In a nutshell, FastMultipole operates by forming series expansions of a kernel function, and translating and combining those expansions to obtain optimal compression. You can get a sense for how this works in the following figure.

Here, we see how each body's influence can be expressed as a series expansion. These series expansions can be translated and combined such that an entire cluster of bodies is represented by a single series expansion. This is what is known as a multipole expansion. Multipole expansions only converge outside of a finite radius of convergence, as illustrated by the red dotted line. Multipole expansions can only be used for interactions that are farther apart than this circl. The accuracy of the expansion gets better and better the farther away we go, so we can control the accuracy by imposing a cutoff radius (dotted blue line), and only use multipole expansions for interactions that are farther away than the blue circle. Multipole expansions are very helpful for reducing the cost of the N-body problem; in fact, we can reduce the scaling of the N-body problem to O(NlogN) by only considering multipole expansions.

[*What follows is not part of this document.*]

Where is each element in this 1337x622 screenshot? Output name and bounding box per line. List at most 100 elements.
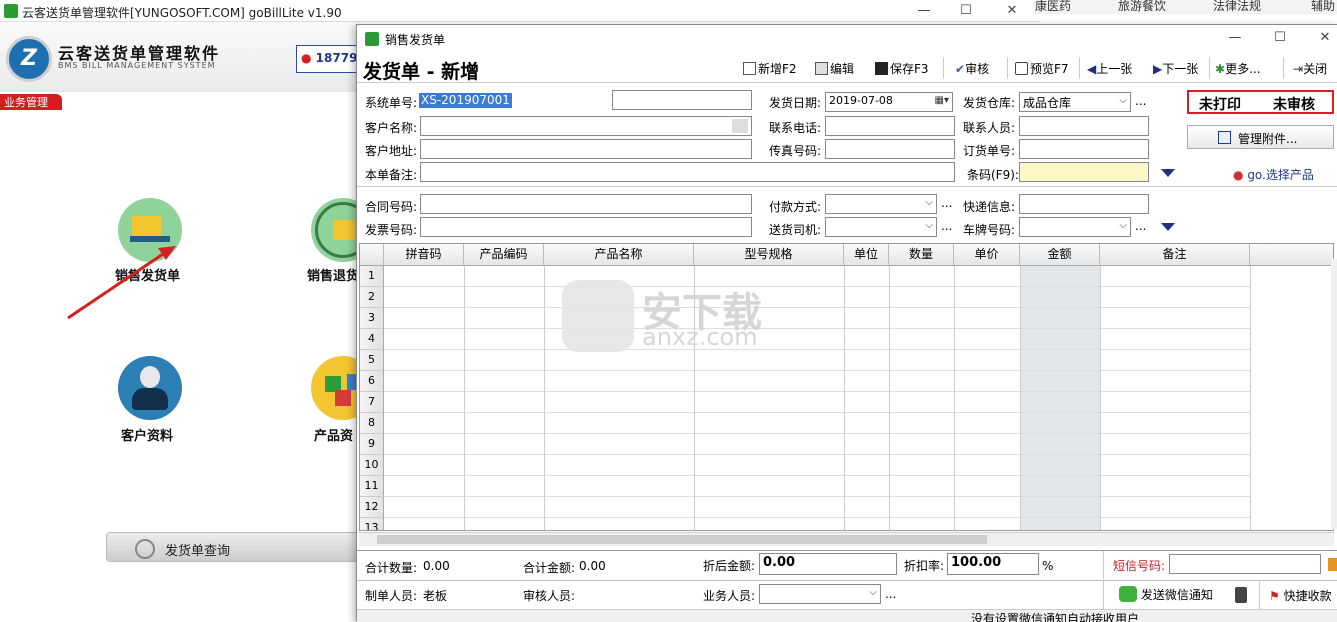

Local expansions are very similar to multipole expansions, but they converge inside of a finite radius rather than outside. These provide the additional required compression to achieve fully O(N) scaling. In the next figure, we see how local expansions can reduce the number of times an expansion need be evaluated.

More details of the fast multipole method (FMM) can be found in the original work by Greengard and Rokhlin.[4]

References

[1]
N. A. Gumerov, S. Kaneko and R. Duraiswami. Recursive computation of the multipole expansions of layer potential integrals over simplices for efficient fast multipole accelerated boundary elements. Journal of Computational Physics 486, 112118 (2023).
[2]
N. A. Gumerov and R. Duraiswami. Efficient FMM accelerated vortex methods in three dimensions via the Lamb–Helmholtz decomposition. Journal of Computational Physics 240, 310–328 (2013).
[3]
R. Yokota. An FMM based on dual tree traversal for many-core architectures. Journal of Algorithms & Computational Technology 7, 301–324 (2013).
[4]
L. Greengard and V. Rokhlin. A fast algorithm for particle simulations. Journal of computational physics 73, 325–348 (1987).